Vou-lhes dizer ainda mais: há uma instituição humanitária internacional que se dedica ao atendimento dos refugiados, chama-se Comunidade de São Egídio, que tem relações com a Igreja Católica e trabalha muito em actividades de apoio cada vez que há problemas de refugiados.
Nós condenamos energicamente os ataques brutais e genocidas que são realizados contra a população sérvia, porém, compartilhamos os sofrimentos daquelas centenas de milhares de refugiados, como resultado de uma série de factores, não apenas históricos, de longa data, mas também da desintegração da Iugoslávia que viveu em paz durante 40 anos depois da Segunda Guerra Mundial.
Aqueles que desintegraram Jugoslávia e estimularam os conflitos nacionais étnicos e religiosos são responsáveis, em grande medida, daquilo que ali está a acontecer agora. A responsabilidade que lhe cabe a Europa nesse processo é conhecida por muitos dos seus estadistas e homens públicos. Os que agora sem pensar acordaram utilizar toda a sua imensa e sofisticada tecnologia militar contra o que restava da antiga Iugoslávia, têm uma responsabilidade muito grande com o que ali está a acontecer, e com os sofrimentos dessas centenas de milhares de refugiados.
Quando colocamos soluções, colocamos soluções para todos: para refugiados, para cidadãos do Cossovo, para os sérvios que lá moram e para os de outras nacionalidades, e para todas as nações que conformam o que hoje resta da Iugoslávia. Isto é, do ponto de vista humano ficamos solidários com os sentimentos de todos os que lá estão, e é assim de tal modo que a esta Comunidade, a de São Egídio, cujos dirigentes nos visitaram há várias semanas, a começos de Abril, e nos explicaram o que estavam a fazer para atender e auxiliar aqueles sofridos refugiados, para o que contavam com aproximadamente 30 médicos —bom, não o temos dito, e vou dizê-lo aqui pela primeira vez, disto há algumas semanas—, dissemos-lhes: Reparem, não temos muitos recursos, mas temos um capital humano. Se para o atendimento dessas centenas de milhares de refugiados que vivem em acampamentos precários faz falta pessoal médico, o nosso país estaria disposto a cooperar com 1 000 médicos de forma absolutamente gratuita para o atendimento dos refugiados cossovares (Aplausos).
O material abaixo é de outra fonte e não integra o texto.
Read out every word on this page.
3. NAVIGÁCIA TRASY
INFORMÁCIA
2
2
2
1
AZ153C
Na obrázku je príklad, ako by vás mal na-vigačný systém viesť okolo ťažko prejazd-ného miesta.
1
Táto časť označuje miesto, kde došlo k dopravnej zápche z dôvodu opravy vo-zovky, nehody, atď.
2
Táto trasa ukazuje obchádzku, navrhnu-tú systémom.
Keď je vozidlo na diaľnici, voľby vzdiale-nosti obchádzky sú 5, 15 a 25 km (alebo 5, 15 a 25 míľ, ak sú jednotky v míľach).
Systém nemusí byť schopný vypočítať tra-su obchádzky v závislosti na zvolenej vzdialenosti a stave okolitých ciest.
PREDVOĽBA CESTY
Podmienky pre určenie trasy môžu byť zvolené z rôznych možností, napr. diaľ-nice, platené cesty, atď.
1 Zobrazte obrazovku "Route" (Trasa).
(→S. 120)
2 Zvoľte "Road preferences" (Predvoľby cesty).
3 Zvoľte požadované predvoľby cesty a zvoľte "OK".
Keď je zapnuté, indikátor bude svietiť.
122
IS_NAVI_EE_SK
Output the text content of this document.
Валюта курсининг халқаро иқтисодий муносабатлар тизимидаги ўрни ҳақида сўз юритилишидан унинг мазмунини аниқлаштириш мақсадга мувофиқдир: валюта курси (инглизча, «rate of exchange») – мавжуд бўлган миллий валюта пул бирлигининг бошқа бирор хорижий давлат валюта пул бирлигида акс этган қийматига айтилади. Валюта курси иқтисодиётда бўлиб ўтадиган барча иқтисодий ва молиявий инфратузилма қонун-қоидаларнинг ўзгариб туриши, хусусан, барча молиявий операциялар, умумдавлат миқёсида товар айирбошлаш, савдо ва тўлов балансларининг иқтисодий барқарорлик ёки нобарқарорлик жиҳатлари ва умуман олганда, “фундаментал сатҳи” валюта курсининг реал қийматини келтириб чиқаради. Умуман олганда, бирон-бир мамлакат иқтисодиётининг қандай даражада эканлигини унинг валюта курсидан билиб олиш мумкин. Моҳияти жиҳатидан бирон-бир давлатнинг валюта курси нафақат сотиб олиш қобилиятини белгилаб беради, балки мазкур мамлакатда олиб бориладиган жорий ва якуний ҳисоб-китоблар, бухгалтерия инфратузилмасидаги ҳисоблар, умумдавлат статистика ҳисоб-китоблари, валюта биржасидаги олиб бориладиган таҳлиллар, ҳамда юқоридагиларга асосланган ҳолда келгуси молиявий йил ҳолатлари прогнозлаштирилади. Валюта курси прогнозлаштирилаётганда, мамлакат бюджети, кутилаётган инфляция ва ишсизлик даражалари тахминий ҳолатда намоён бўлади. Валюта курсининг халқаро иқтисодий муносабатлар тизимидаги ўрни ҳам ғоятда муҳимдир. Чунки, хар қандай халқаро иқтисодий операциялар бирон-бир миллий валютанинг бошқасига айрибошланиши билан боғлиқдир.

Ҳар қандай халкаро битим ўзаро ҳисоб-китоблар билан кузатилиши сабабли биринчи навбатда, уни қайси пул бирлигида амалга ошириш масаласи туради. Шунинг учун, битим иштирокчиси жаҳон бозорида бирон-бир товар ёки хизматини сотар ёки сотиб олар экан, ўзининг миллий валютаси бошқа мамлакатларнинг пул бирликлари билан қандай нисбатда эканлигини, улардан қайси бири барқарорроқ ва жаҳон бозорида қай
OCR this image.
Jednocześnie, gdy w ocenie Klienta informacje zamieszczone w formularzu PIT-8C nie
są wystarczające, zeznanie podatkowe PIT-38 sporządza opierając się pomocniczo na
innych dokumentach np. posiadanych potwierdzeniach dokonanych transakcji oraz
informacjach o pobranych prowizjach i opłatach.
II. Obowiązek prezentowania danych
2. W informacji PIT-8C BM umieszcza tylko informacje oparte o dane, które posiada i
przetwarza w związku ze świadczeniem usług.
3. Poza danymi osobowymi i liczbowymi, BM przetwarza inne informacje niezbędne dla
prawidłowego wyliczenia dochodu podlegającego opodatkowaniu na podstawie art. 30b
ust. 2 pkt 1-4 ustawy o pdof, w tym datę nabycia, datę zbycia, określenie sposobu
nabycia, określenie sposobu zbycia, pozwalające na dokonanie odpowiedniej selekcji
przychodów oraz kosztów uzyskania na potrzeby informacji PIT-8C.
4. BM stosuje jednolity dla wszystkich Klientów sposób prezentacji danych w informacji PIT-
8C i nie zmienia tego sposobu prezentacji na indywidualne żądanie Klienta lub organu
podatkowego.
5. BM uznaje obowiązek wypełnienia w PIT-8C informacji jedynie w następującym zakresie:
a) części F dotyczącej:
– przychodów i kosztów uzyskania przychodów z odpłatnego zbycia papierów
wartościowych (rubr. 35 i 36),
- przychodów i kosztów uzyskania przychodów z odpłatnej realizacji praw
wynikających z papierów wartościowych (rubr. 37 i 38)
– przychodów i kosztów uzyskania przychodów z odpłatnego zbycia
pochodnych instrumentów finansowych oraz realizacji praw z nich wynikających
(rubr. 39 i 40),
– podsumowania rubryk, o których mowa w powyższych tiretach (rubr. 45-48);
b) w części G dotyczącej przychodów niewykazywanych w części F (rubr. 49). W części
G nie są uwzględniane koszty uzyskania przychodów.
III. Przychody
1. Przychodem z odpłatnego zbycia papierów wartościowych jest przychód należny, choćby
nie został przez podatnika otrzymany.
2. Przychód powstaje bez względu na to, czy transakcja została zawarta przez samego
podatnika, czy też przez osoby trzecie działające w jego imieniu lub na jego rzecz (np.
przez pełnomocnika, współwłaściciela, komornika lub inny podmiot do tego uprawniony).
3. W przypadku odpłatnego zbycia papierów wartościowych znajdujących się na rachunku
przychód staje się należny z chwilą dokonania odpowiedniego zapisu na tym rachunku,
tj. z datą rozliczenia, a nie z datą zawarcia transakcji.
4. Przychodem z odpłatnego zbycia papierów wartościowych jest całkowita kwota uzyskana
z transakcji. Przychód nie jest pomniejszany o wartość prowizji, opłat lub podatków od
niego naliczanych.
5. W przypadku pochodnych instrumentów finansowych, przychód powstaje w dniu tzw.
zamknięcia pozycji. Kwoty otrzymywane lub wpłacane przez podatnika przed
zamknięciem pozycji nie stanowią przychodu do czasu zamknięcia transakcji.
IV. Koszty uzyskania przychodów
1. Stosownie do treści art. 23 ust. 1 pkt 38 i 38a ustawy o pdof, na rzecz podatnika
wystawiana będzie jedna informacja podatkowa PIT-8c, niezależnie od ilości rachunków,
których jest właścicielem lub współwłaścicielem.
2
Sabemos, pela longa experiência que temos, que o idioma não é um obstáculo nestes casos. Uma criança de seis meses não fala língua nenhuma, contudo, pode ser atendida perfeitamente por um médico. Esse oferecimento foi comunicado à direcção da Comunidade de São Egídio exactamente na noite do 5 de Abril, isto é, 12 dias depois de terem começado os ataques da NATO.